Should the requisite IAEA approvals occur, both EU and U.S. sanctions relief will begin on Implementation Day. However, unlike their EU counterparts, U.S. persons are unable to enter into executory contracts regarding post-Implementation Day activities, and indications are that OFAC will not be sympathetic to applications for licenses authorizing such contracts. This puts U.S. persons at a significant disadvantage as compared to their E.U. counterparts, even with respect to activities that are expected to be authorized following Implementation Day.
There is no date certain for Implementation Day, so it may be some time (perhaps six to nine months, according to the latest U.S. government estimates) before Implementation Day happens. However, even on Implementation Day the sanctions will be suspended, not terminated, and other provisions of the JCPOA allow certain sanctions to "snap back" or be reinstated if Iran does not live up to its obligations under the JCPOA. Permanent sanctions relief will not come until "Transition Day" -- i.e., eight years after Adoption Day or upon a favorable IAEA report regarding Iran's pursuit of only peaceful nuclear activities. This means that those who take advantage of sanctions relief on Implementation Day will bear the risk of reinstatement of sanctions for a considerable period of time. Furthermore, the U.S. government has indicated that contracts entered into during the period of sanctions relief will not be grandfathered if snapback occurs. Of course, in addition to the possibility of snapback, those re-entering the Iranian market must also carefully manage a host of other risks, including anti-corruption risks, lack of transparency and terrorism.

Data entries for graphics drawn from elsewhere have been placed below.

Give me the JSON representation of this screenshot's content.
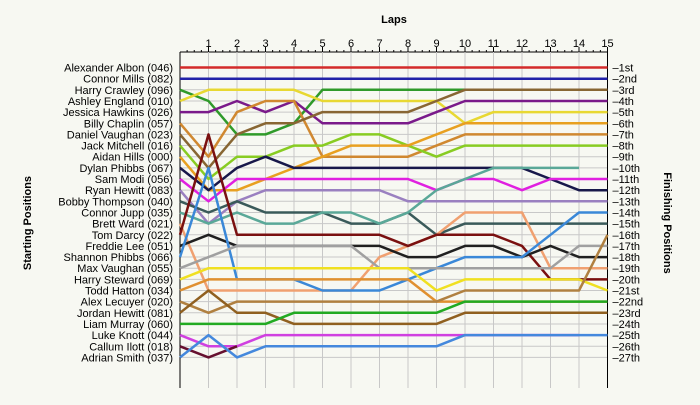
{
  "chart_data": {
    "type": "line",
    "title": "",
    "xlabel": "Laps",
    "ylabel_left": "Starting Positions",
    "ylabel_right": "Finishing Positions",
    "laps": [
      1,
      2,
      3,
      4,
      5,
      6,
      7,
      8,
      9,
      10,
      11,
      12,
      13,
      14,
      15
    ],
    "drivers": [
      {
        "name": "Alexander Albon (046)",
        "color": "#d42a2a",
        "positions": [
          1,
          1,
          1,
          1,
          1,
          1,
          1,
          1,
          1,
          1,
          1,
          1,
          1,
          1,
          1,
          1
        ]
      },
      {
        "name": "Connor Mills (082)",
        "color": "#2222a8",
        "positions": [
          2,
          2,
          2,
          2,
          2,
          2,
          2,
          2,
          2,
          2,
          2,
          2,
          2,
          2,
          2,
          2
        ]
      },
      {
        "name": "Harry Crawley (096)",
        "color": "#2f9a2a",
        "positions": [
          3,
          4,
          7,
          7,
          6,
          3,
          3,
          3,
          3,
          3,
          3
        ]
      },
      {
        "name": "Ashley England (010)",
        "color": "#e8d832",
        "positions": [
          4,
          3,
          3,
          3,
          3,
          4,
          4,
          4,
          4,
          4,
          6,
          5,
          5,
          5,
          5,
          5
        ]
      },
      {
        "name": "Jessica Hawkins (026)",
        "color": "#7a1a8a",
        "positions": [
          5,
          5,
          4,
          5,
          4,
          6,
          6,
          6,
          6,
          5,
          4,
          4,
          4,
          4,
          4,
          4
        ]
      },
      {
        "name": "Billy Chaplin (057)",
        "color": "#d08830",
        "positions": [
          6,
          9,
          5,
          4,
          4,
          9,
          9,
          9,
          9,
          8,
          7,
          7,
          7,
          7,
          7,
          7
        ]
      },
      {
        "name": "Daniel Vaughan (023)",
        "color": "#886633",
        "positions": [
          7,
          10,
          7,
          6,
          6,
          5,
          5,
          5,
          5,
          4,
          3,
          3,
          3,
          3,
          3,
          3
        ]
      },
      {
        "name": "Jack Mitchell (016)",
        "color": "#88cc22",
        "positions": [
          8,
          11,
          9,
          9,
          8,
          8,
          7,
          7,
          8,
          9,
          8,
          8,
          8,
          8,
          8,
          8
        ]
      },
      {
        "name": "Aidan Hills (000)",
        "color": "#e8a020",
        "positions": [
          9,
          12,
          12,
          11,
          10,
          9,
          8,
          8,
          8,
          7,
          6,
          6,
          6,
          6,
          6,
          6
        ]
      },
      {
        "name": "Dylan Phibbs (067)",
        "color": "#18184a",
        "positions": [
          10,
          12,
          10,
          9,
          10,
          10,
          10,
          10,
          10,
          10,
          10,
          10,
          10,
          11,
          12,
          12
        ]
      },
      {
        "name": "Sam Modi (056)",
        "color": "#e020e0",
        "positions": [
          11,
          13,
          11,
          11,
          11,
          11,
          11,
          11,
          11,
          12,
          11,
          11,
          12,
          11,
          11,
          11
        ]
      },
      {
        "name": "Ryan Hewitt (083)",
        "color": "#9a80c0",
        "positions": [
          12,
          15,
          13,
          12,
          12,
          12,
          12,
          12,
          13,
          13,
          13,
          13,
          13,
          13,
          13,
          13
        ]
      },
      {
        "name": "Bobby Thompson (040)",
        "color": "#3a5a5a",
        "positions": [
          13,
          14,
          13,
          14,
          14,
          14,
          15,
          15,
          14,
          16,
          15,
          15,
          15,
          15,
          15,
          15
        ]
      },
      {
        "name": "Connor Jupp (035)",
        "color": "#5aa898",
        "positions": [
          14,
          15,
          14,
          15,
          15,
          14,
          14,
          15,
          14,
          12,
          11,
          10,
          10,
          10,
          10
        ]
      },
      {
        "name": "Brett Ward (021)",
        "color": "#f0a070",
        "positions": [
          15,
          21,
          21,
          21,
          21,
          21,
          21,
          18,
          17,
          16,
          14,
          14,
          14,
          19,
          19,
          19
        ]
      },
      {
        "name": "Tom Darcy (022)",
        "color": "#7a1010",
        "positions": [
          16,
          7,
          16,
          16,
          16,
          16,
          16,
          16,
          17,
          16,
          16,
          16,
          17,
          20,
          20,
          20
        ]
      },
      {
        "name": "Freddie Lee (051)",
        "color": "#202020",
        "positions": [
          17,
          16,
          17,
          17,
          17,
          17,
          17,
          17,
          18,
          18,
          17,
          17,
          18,
          17,
          18,
          18
        ]
      },
      {
        "name": "Shannon Phibbs (066)",
        "color": "#3a88d8",
        "positions": [
          18,
          10,
          20,
          20,
          20,
          21,
          21,
          21,
          20,
          19,
          18,
          18,
          18,
          16,
          14,
          14
        ]
      },
      {
        "name": "Max Vaughan (055)",
        "color": "#a0a0a0",
        "positions": [
          19,
          18,
          17,
          17,
          17,
          17,
          17,
          19,
          19,
          19,
          19,
          19,
          19,
          19,
          17,
          17
        ]
      },
      {
        "name": "Harry Steward (069)",
        "color": "#f0e020",
        "positions": [
          20,
          19,
          19,
          19,
          19,
          19,
          19,
          19,
          19,
          21,
          20,
          20,
          20,
          20,
          20,
          21
        ]
      },
      {
        "name": "Todd Hatton (034)",
        "color": "#e09030",
        "positions": [
          21,
          20,
          20,
          20,
          20,
          20,
          20,
          20,
          20,
          22,
          22,
          22,
          22,
          22,
          22,
          22
        ]
      },
      {
        "name": "Alex Lecuyer (020)",
        "color": "#b08040",
        "positions": [
          22,
          23,
          22,
          22,
          22,
          22,
          22,
          22,
          22,
          22,
          21,
          21,
          21,
          21,
          21,
          16
        ]
      },
      {
        "name": "Jordan Hewitt (081)",
        "color": "#906020",
        "positions": [
          23,
          21,
          23,
          23,
          24,
          24,
          24,
          24,
          24,
          24,
          23,
          23,
          23,
          23,
          23,
          23
        ]
      },
      {
        "name": "Liam Murray (060)",
        "color": "#22aa22",
        "positions": [
          24,
          24,
          24,
          24,
          23,
          23,
          23,
          23,
          23,
          23,
          22,
          22,
          22,
          22,
          22,
          22
        ]
      },
      {
        "name": "Luke Knott (044)",
        "color": "#d040e0",
        "positions": [
          25,
          26,
          26,
          25,
          25,
          25,
          25,
          25,
          25,
          25,
          25,
          25,
          25,
          25,
          25
        ]
      },
      {
        "name": "Callum Ilott (018)",
        "color": "#661030",
        "positions": [
          26,
          27,
          26
        ]
      },
      {
        "name": "Adrian Smith (037)",
        "color": "#4488dd",
        "positions": [
          27,
          25,
          27,
          26,
          26,
          26,
          26,
          26,
          26,
          26,
          25,
          25,
          25,
          25,
          25,
          25
        ]
      }
    ],
    "finishing_labels": [
      "1st",
      "2nd",
      "3rd",
      "4th",
      "5th",
      "6th",
      "7th",
      "8th",
      "9th",
      "10th",
      "11th",
      "12th",
      "13th",
      "14th",
      "15th",
      "16th",
      "17th",
      "18th",
      "19th",
      "20th",
      "21st",
      "22nd",
      "23rd",
      "24th",
      "25th",
      "26th",
      "27th"
    ]
  }
}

Finally, an additional word of caution for companies with multilateral operations -- only China, the European Union, France, Germany, Russia, the United Kingdom and the United States participated in the discussions leading up to the JCPOA, and only the European Union and the United States made sanctions commitments, although pursuant to a July 20, 2015 resolution of the UN Security Council (UNSC), Implementation Day will bring termination of certain UNSC resolutions, subject to "snapback" and certain remaining restrictions on the transfer of proliferation sensitive goods. However, in recent years many other countries have implemented unilateral sanctions against Iran, and while some (Switzerland, for example) are expected to follow the JCPOA lead, others, like Canada, are not. Multilateral companies contemplating doing business in Iran must therefore ensure that the entities, personnel and goods, services and technology and financial transactions involved in their operations are in compliance with a variety of potentially applicable sanctions regimes.